Este viaje al Mictlán lo inicia invocando a los ancestros con una horchata de cacao servida con incienso sagrado. Esta conexión con el México prehispánico es una de las insignias de su restaurante.

El primer plato son unas tostadas con forma de mariposa con salmón en escabeche y cenizas de habanero. Un tributo a las grandes mariposas negras que, según el mito popular, anuncian la muerte.

Este negro se torna más intenso en el tamal grafito de amaranto con pato, salsa de chiltomate y queso crema de rancho y en el arroz cremoso con matiz de huitlacoche, que le recuerda al que su abuela le preparaba de niña. Para Martha Ortiz el huitlacoche es poderoso y equilibrado, como el día y la noche,

En este repaso por los muertos, la chef se encontró con los coloridos y violentos trazos de Pollock y de su maestro Siqueiros. Platica que su madre, la pintora Martha Chapa, le ha contado que el muralista la cargaba cuando era bebé.

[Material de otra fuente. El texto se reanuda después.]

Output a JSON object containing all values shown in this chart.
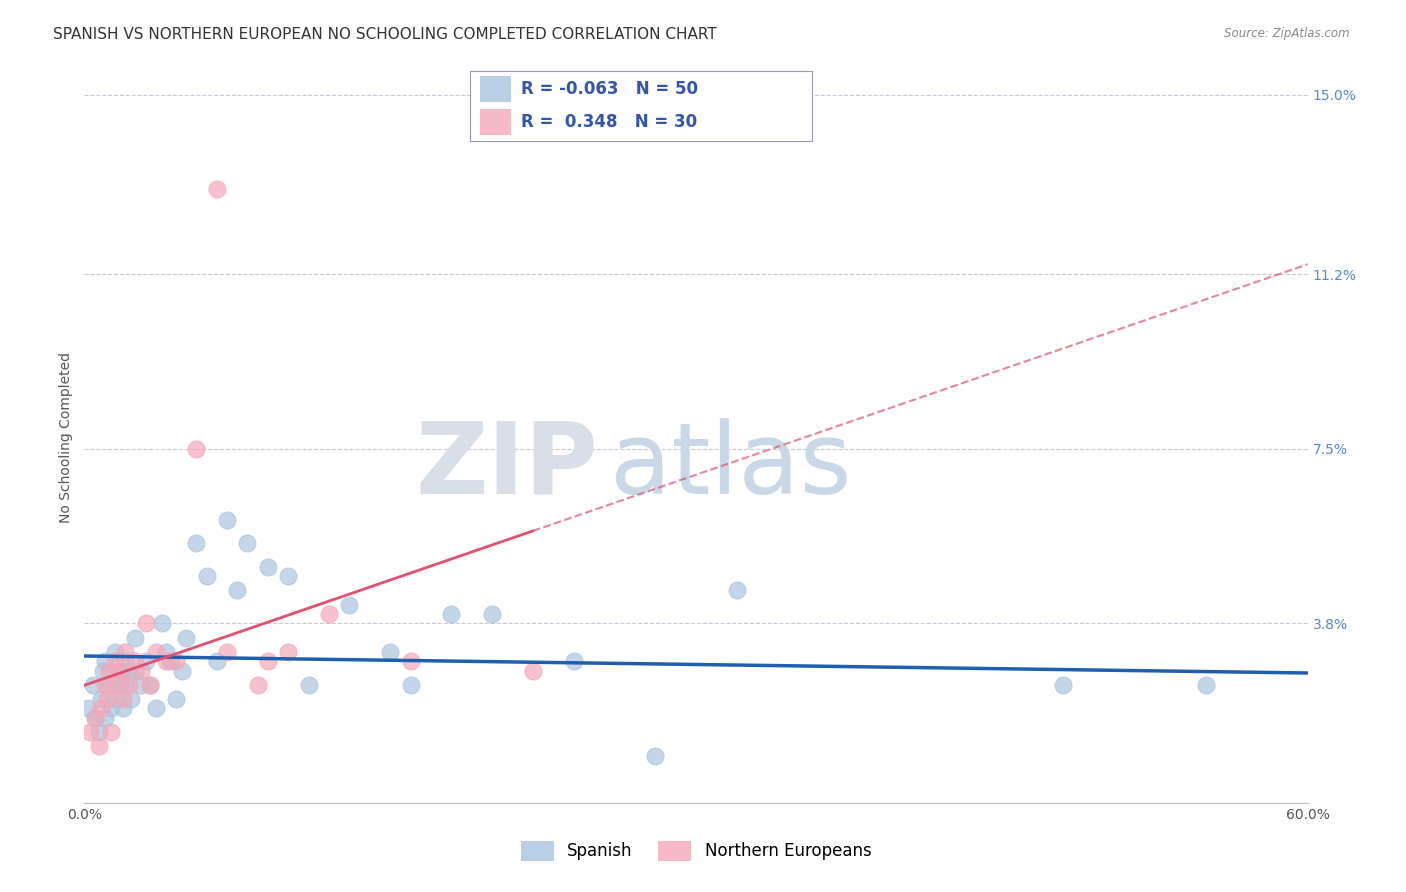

Esta conexión con Siqueiros persiste en su menú con el plato principal: rib eye con chichilo negro y claroscuro de chinchayote; este tributo es un platillo expresionista, con pinceladas potentes y colores intensos.
“Los héroes mexicanos tienen mole en la sangre, pica. De eso se trata este platillo, la estética es espectacular, los colores rosa, gris y verde son representativos de estos artistas”, explica Ortiz.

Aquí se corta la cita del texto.